Fundamental group of $\mathbb{C}\mathbb{P}^{n}$

Question

I'd like to compute the fundamental group of $\mathbb{C}\mathbb{P}^{n}$ possibly using Van Kampen theorem, there is another source on SE which is Is complex projective space simply connected? but it goes beyond my actual knowledge.

It seems there is a lot of difference between the computation of the real and the complex projective fundamental group without using homology, since I didn't have found any material on classical books either.

What I'd like to do is to proceed by induction since I already know that $\mathbb{C}\mathbb{P}^{1} \sim \mathbb{S}^{2}$ simply connected. For the inductive step I'd like to define $A = \mathbb{C}\mathbb{P}^{n}- H$, where $H = \left\lbrace [x_{0} : \cdots : x_{n}] : x_{0} = 0\right\rbrace$ and $B = \mathbb{C}\mathbb{P}^{n}-[1 : \cdots : 0]$

I know that $A$ is homeomorphic to $\mathbb{C}^{n}$ so it has trivial fundamental group. I'd like to prove that $H$ is a deformation retract of $B$ to conclude that it's simply connected as well and conclude since the intersection is path connected.

I don't really how to properly (i.e formally) costruct the deformation on $H$. There are simple ways or nicer way to do it ?

Any help, hint or solution which doesn't require any theory greter than general topology and using Van Kampen would be appreciated.

Answer 1

Perhaps this helps.

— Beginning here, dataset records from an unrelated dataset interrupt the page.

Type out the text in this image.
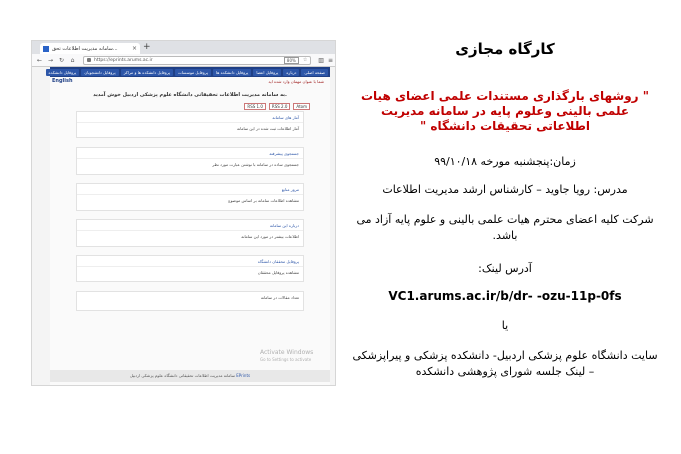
سامانه مدیریت اطلاعات تحق... × +
← → ↻ ⌂	https://eprints.arums.ac.ir	80%	☆ ▥ ≡
صفحه اصلی
درباره
پروفایل اعضا
پروفایل دانشکده ها
پروفایل موسسات
پروفایل دانشکده ها و مراکز
پروفایل دانشجویان
پروفایل دانشکده
English	شما با عنوان مهمان وارد شده اید
به سامانه مدیریت اطلاعات تحقیقاتی دانشگاه علوم پزشکی اردبیل خوش آمدید.
RSS 1.0	RSS 2.0	Atom
آمار های سامانه
آمار اطلاعات ثبت شده در این سامانه
جستجوی پیشرفته
جستجوی ساده در سامانه با نوشتن عبارت مورد نظر
مرور منابع
مشاهده اطلاعات سامانه بر اساس موضوع
درباره این سامانه
اطلاعات بیشتر در مورد این سامانه
پروفایل محققان دانشگاه
مشاهده پروفایل محققان
تعداد مقالات در سامانه
Activate Windows
Go to Settings to activate
سامانه مدیریت اطلاعات تحقیقاتی دانشگاه علوم پزشکی اردبیل EPrints
کارگاه مجازی
" روشهای بارگذاری مستندات علمی اعضای هیات علمی بالینی وعلوم پایه در سامانه مدیریت اطلاعاتی تحقیقات دانشگاه "
زمان:پنجشنبه مورخه ۹۹/۱۰/۱۸
مدرس: رویا جاوید – کارشناس ارشد مدیریت اطلاعات
شرکت کلیه اعضای محترم هیات علمی بالینی و علوم پایه آزاد می باشد.
آدرس لینک:
VC1.arums.ac.ir/b/dr- -ozu-11p-0fs
یا
سایت دانشگاه علوم پزشکی اردبیل- دانشکده پزشکی و پیراپزشکی – لینک جلسه شورای پژوهشی دانشکده
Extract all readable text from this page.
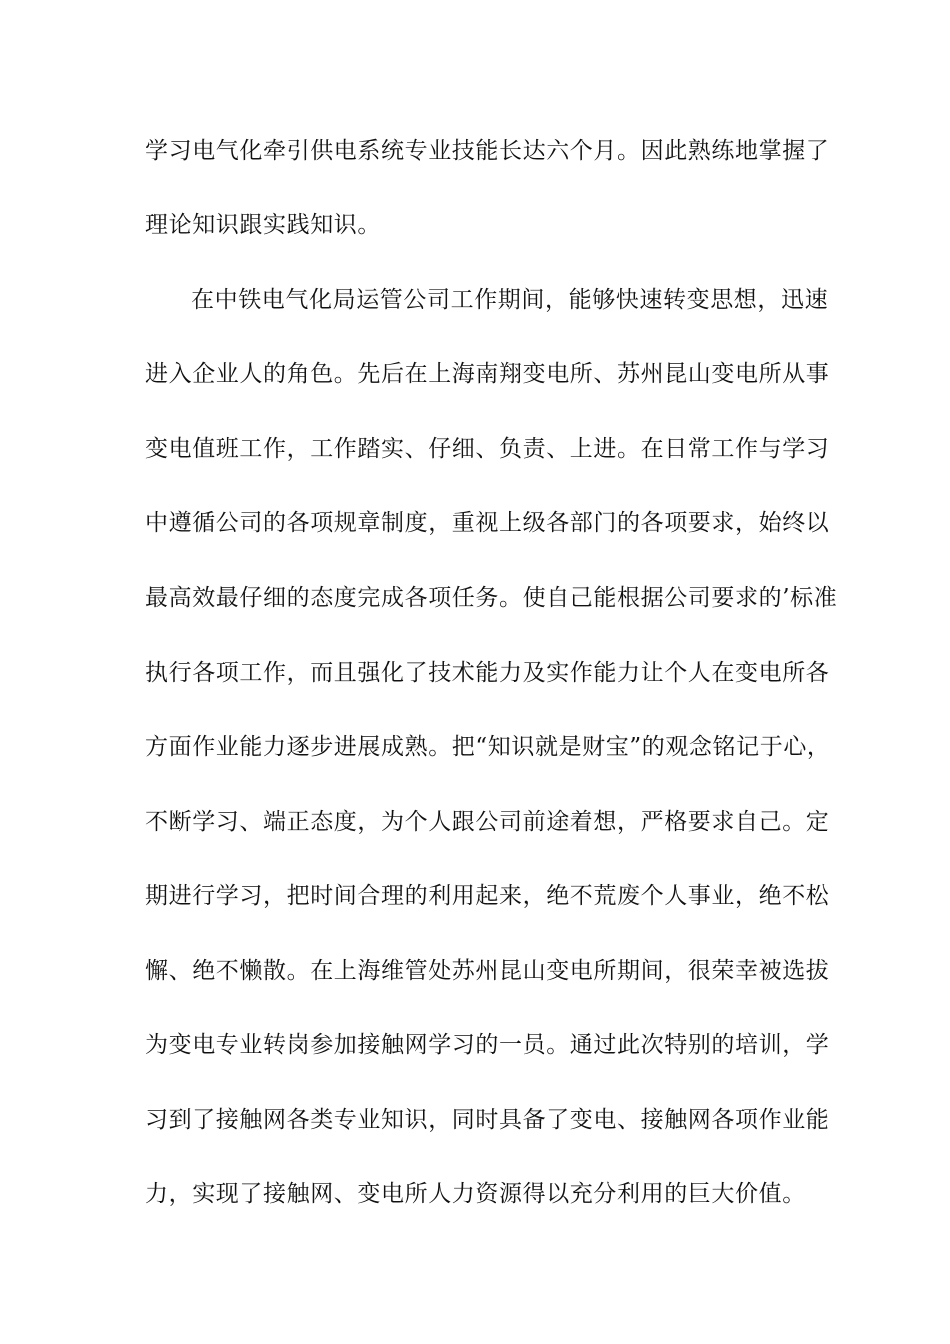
学习电气化牵引供电系统专业技能长达六个月。因此熟练地掌握了
理论知识跟实践知识。
在中铁电气化局运管公司工作期间，能够快速转变思想，迅速
进入企业人的角色。先后在上海南翔变电所、苏州昆山变电所从事
变电值班工作，工作踏实、仔细、负责、上进。在日常工作与学习
中遵循公司的各项规章制度，重视上级各部门的各项要求，始终以
最高效最仔细的态度完成各项任务。使自己能根据公司要求的’标准
执行各项工作，而且强化了技术能力及实作能力让个人在变电所各
方面作业能力逐步进展成熟。把“知识就是财宝”的观念铭记于心，
不断学习、端正态度，为个人跟公司前途着想，严格要求自己。定
期进行学习，把时间合理的利用起来，绝不荒废个人事业，绝不松
懈、绝不懒散。在上海维管处苏州昆山变电所期间，很荣幸被选拔
为变电专业转岗参加接触网学习的一员。通过此次特别的培训，学
习到了接触网各类专业知识，同时具备了变电、接触网各项作业能
力，实现了接触网、变电所人力资源得以充分利用的巨大价值。
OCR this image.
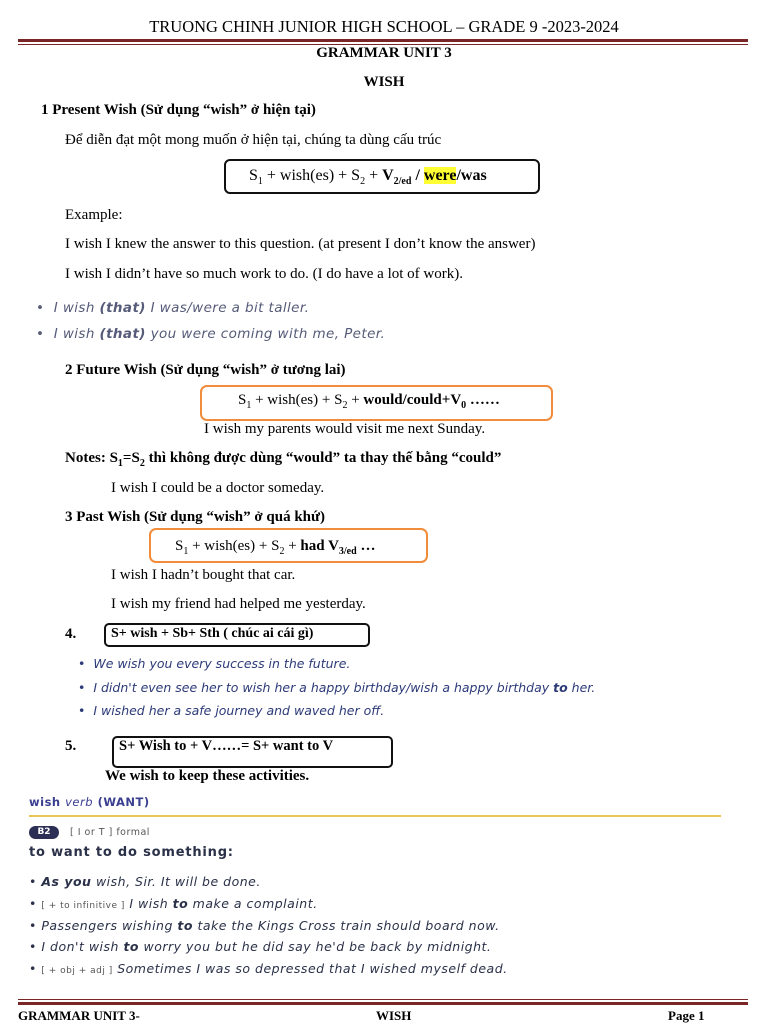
TRUONG CHINH JUNIOR HIGH SCHOOL – GRADE 9 -2023-2024
GRAMMAR UNIT 3
WISH
1 Present Wish (Sử dụng “wish” ở hiện tại)
Để diễn đạt một mong muốn ở hiện tại, chúng ta dùng cấu trúc
$S_1$ + wish(es) + $S_2 + V_{2/ed}$ / were/was
Example:
I wish I knew the answer to this question. (at present I don’t know the answer)
I wish I didn’t have so much work to do. (I do have a lot of work).
•  I wish (that) I was/were a bit taller.
•  I wish (that) you were coming with me, Peter.
2 Future Wish (Sử dụng “wish” ở tương lai)
$S_1$ + wish(es) + $S_2$ + would/$could+V_0$ ……
I wish my parents would visit me next Sunday.
Notes: $S_1=S_2$ thì không được dùng “would” ta thay thế bằng “could”
I wish I could be a doctor someday.
3 Past Wish (Sử dụng “wish” ở quá khứ)
$S_1$ + wish(es) + $S_2$ + had $V_{3/ed}$ …
I wish I hadn’t bought that car.
I wish my friend had helped me yesterday.
4. S+ wish + Sb+ Sth ( chúc ai cái gì)
•  We wish you every success in the future.
•  I didn't even see her to wish her a happy birthday/wish a happy birthday to her.
•  I wished her a safe journey and waved her off.
5.	S+ Wish to + V……= S+ want to V
We wish to keep these activities.
wish verb (WANT)
B2	[ I or T ] formal
to want to do something:
• As you wish, Sir. It will be done.
• [ + to infinitive ] I wish to make a complaint.
• Passengers wishing to take the Kings Cross train should board now.
• I don't wish to worry you but he did say he'd be back by midnight.
• [ + obj + adj ] Sometimes I was so depressed that I wished myself dead.
GRAMMAR UNIT 3-	WISH	Page 1
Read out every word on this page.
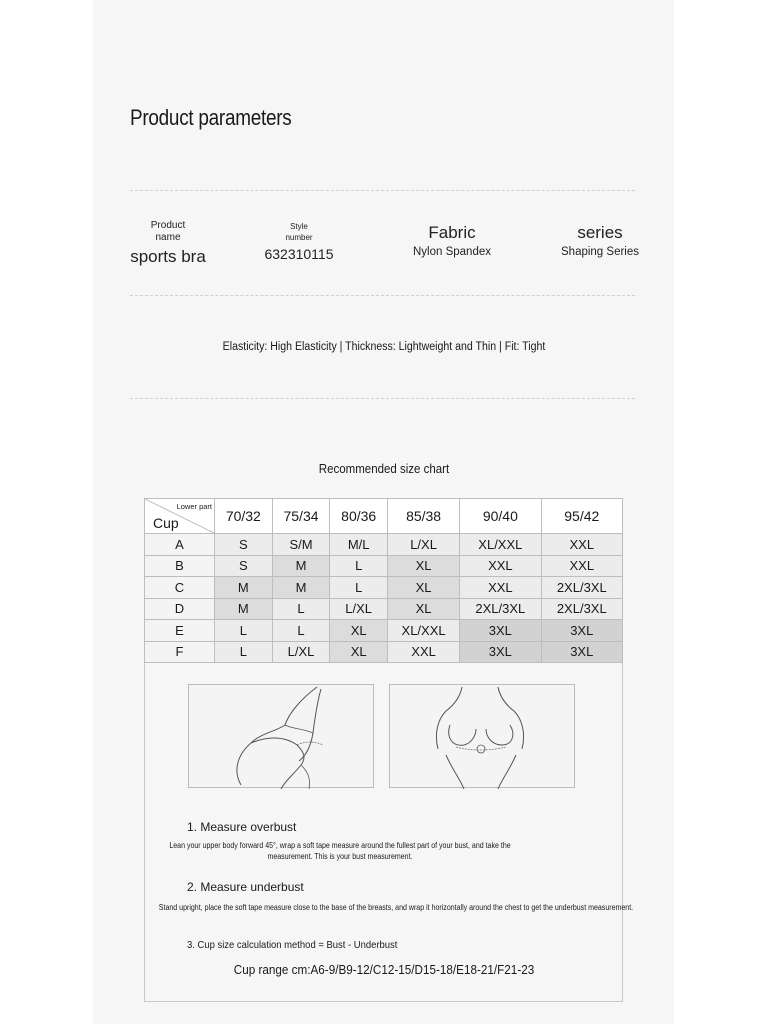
Product parameters
Product
name
sports bra
Style
number
632310115
Fabric
Nylon Spandex
series
Shaping Series
Elasticity: High Elasticity | Thickness: Lightweight and Thin | Fit: Tight
Recommended size chart
Lower part
Cup	70/32	75/34	80/36	85/38	90/40	95/42
A	S	S/M	M/L	L/XL	XL/XXL	XXL
B	S	M	L	XL	XXL	XXL
C	M	M	L	XL	XXL	2XL/3XL
D	M	L	L/XL	XL	2XL/3XL	2XL/3XL
E	L	L	XL	XL/XXL	3XL	3XL
F	L	L/XL	XL	XXL	3XL	3XL
1. Measure overbust
Lean your upper body forward 45°, wrap a soft tape measure around the fullest part of your bust, and take the measurement. This is your bust measurement.
2. Measure underbust
Stand upright, place the soft tape measure close to the base of the breasts, and wrap it horizontally around the chest to get the underbust measurement.
3. Cup size calculation method = Bust - Underbust
Cup range cm:A6-9/B9-12/C12-15/D15-18/E18-21/F21-23
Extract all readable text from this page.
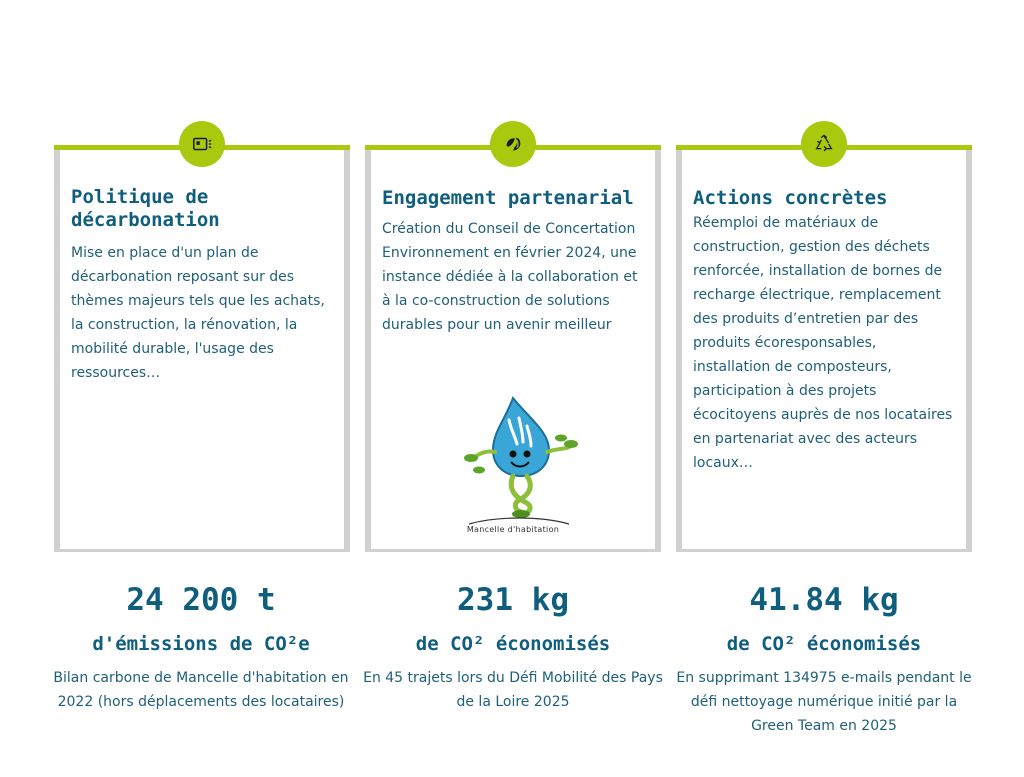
Politique de décarbonation

Mise en place d'un plan de décarbonation reposant sur des thèmes majeurs tels que les achats, la construction, la rénovation, la mobilité durable, l'usage des ressources…

Engagement partenarial

Création du Conseil de Concertation Environnement en février 2024, une instance dédiée à la collaboration et à la co-construction de solutions durables pour un avenir meilleur

Mancelle d'habitation
Actions concrètes

Réemploi de matériaux de construction, gestion des déchets renforcée, installation de bornes de recharge électrique, remplacement des produits d’entretien par des produits écoresponsables, installation de composteurs, participation à des projets écocitoyens auprès de nos locataires en partenariat avec des acteurs locaux…

24 200 t
d'émissions de CO²e
Bilan carbone de Mancelle d'habitation en 2022 (hors déplacements des locataires)
231 kg
de CO² économisés
En 45 trajets lors du Défi Mobilité des Pays de la Loire 2025
41.84 kg
de CO² économisés
En supprimant 134975 e-mails pendant le défi nettoyage numérique initié par la Green Team en 2025
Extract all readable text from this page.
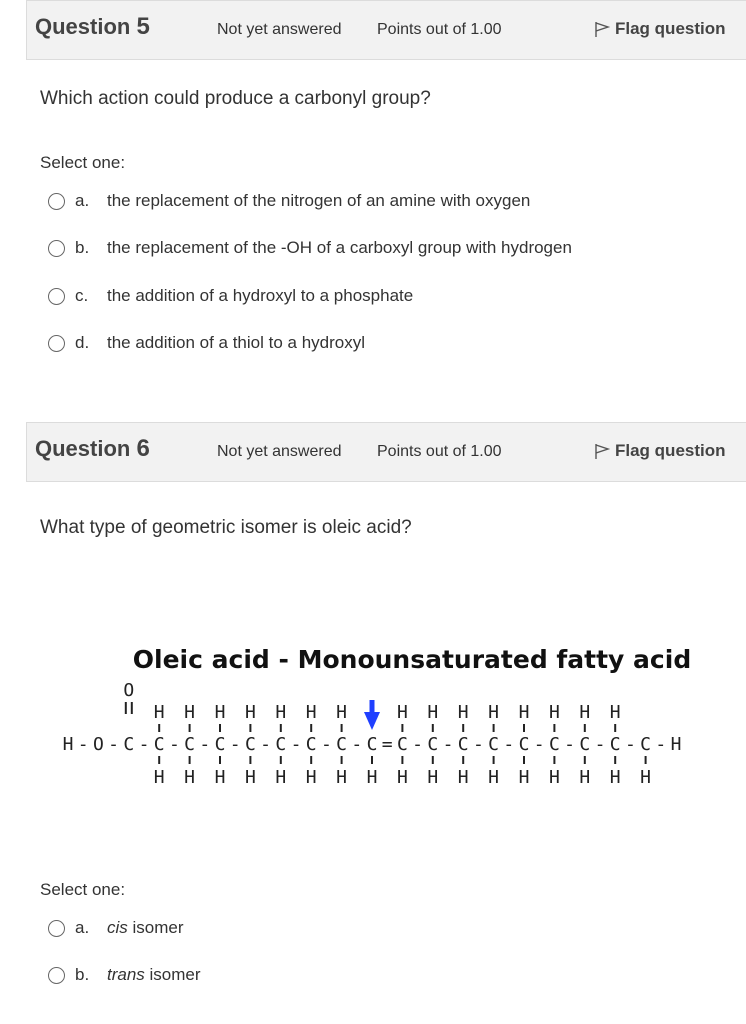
Question 5	Not yet answered Points out of 1.00	Flag question
Which action could produce a carbonyl group?
Select one:
a.	the replacement of the nitrogen of an amine with oxygen
b.	the replacement of the -OH of a carboxyl group with hydrogen
c.	the addition of a hydroxyl to a phosphate
d.	the addition of a thiol to a hydroxyl
Question 6	Not yet answered Points out of 1.00	Flag question
What type of geometric isomer is oleic acid?
Oleic acid - Monounsaturated fatty acid
H - O - C - C - C - C - C - C - C - C - C = C - C - C - C - C - C - C - C - C - H
O
H H H H H H H	H H H H H H H H
H H H H H H H H H H H H H H H H H
Select one:
a.	cis isomer
b.	trans isomer
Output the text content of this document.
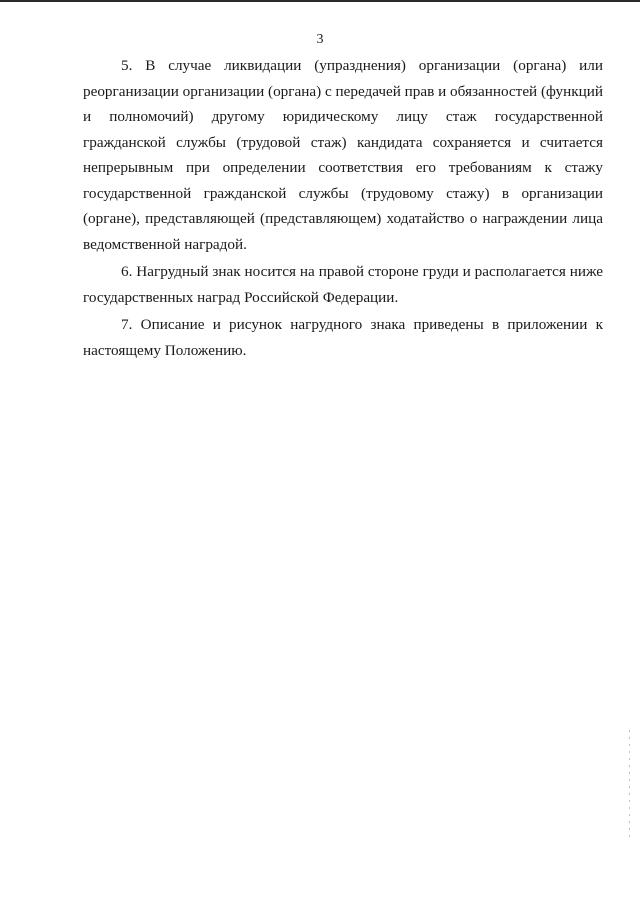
3

5. В случае ликвидации (упразднения) организации (органа) или реорганизации организации (органа) с передачей прав и обязанностей (функций и полномочий) другому юридическому лицу стаж государственной гражданской службы (трудовой стаж) кандидата сохраняется и считается непрерывным при определении соответствия его требованиям к стажу государственной гражданской службы (трудовому стажу) в организации (органе), представляющей (представляющем) ходатайство о награждении лица ведомственной наградой.

6. Нагрудный знак носится на правой стороне груди и располагается ниже государственных наград Российской Федерации.

7. Описание и рисунок нагрудного знака приведены в приложении к настоящему Положению.
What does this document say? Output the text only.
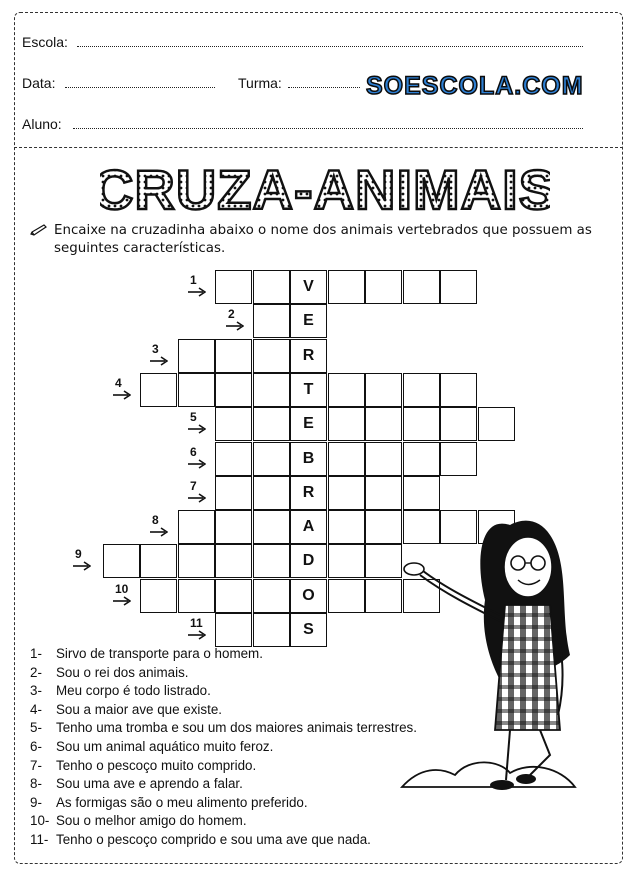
Escola:
Data:	Turma:	SOESCOLA.COM
Aluno:
CRUZA-ANIMAIS
Encaixe na cruzadinha abaixo o nome dos animais vertebrados que possuem as seguintes características.
V
1
E
2
R
3
T
4
E
5
B
6
R
7
A
8
D
9
O
10
S
11
1-	Sirvo de transporte para o homem.
2-	Sou o rei dos animais.
3-	Meu corpo é todo listrado.
4-	Sou a maior ave que existe.
5-	Tenho uma tromba e sou um dos maiores animais terrestres.
6-	Sou um animal aquático muito feroz.
7-	Tenho o pescoço muito comprido.
8-	Sou uma ave e aprendo a falar.
9-	As formigas são o meu alimento preferido.
10- Sou o melhor amigo do homem.
11- Tenho o pescoço comprido e sou uma ave que nada.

You can obtain $\mathbb CP^n$ from $\mathbb CP^{n-1}$ by gluing a disk of dimension $2n$ using the canonical map $S^{2n-1}\to \mathbb CP^{n-1}$. Hence, let us consider the situation that $X$ is obtained from $Y$ as $Y\cup_f e^{2n}$, starting at $n=1$. The claim is then that if $X$ is simply connected then so is $Y$. In fact, it should follow that the map $Y\to X$ where the cell is added induces an isomorphism on $\pi_1$.

To see this, consider a loop on $X$. Argue (by compactness or otherwise) that the loop can be assumed to miss at least one point in the interior of $e^{2n}$. Once this is done, you can use the fact removing a point from $e^{2n}$ allows you to retract it into $Y$, and the loop in this space is contractible.

Add. The map $S^{2n+1}\to \mathbb CP^n$ can also be used a bit more directly here. It shows that $ \mathbb CP^n$ is the quotient of $S^{2n+1}$ by the action of $S^1$. In fact, this projection is a fibration, and you have a long exact sequence of homotopy groups that gives you a precise description of the homotopy groups of $ \mathbb CP^n$. See here.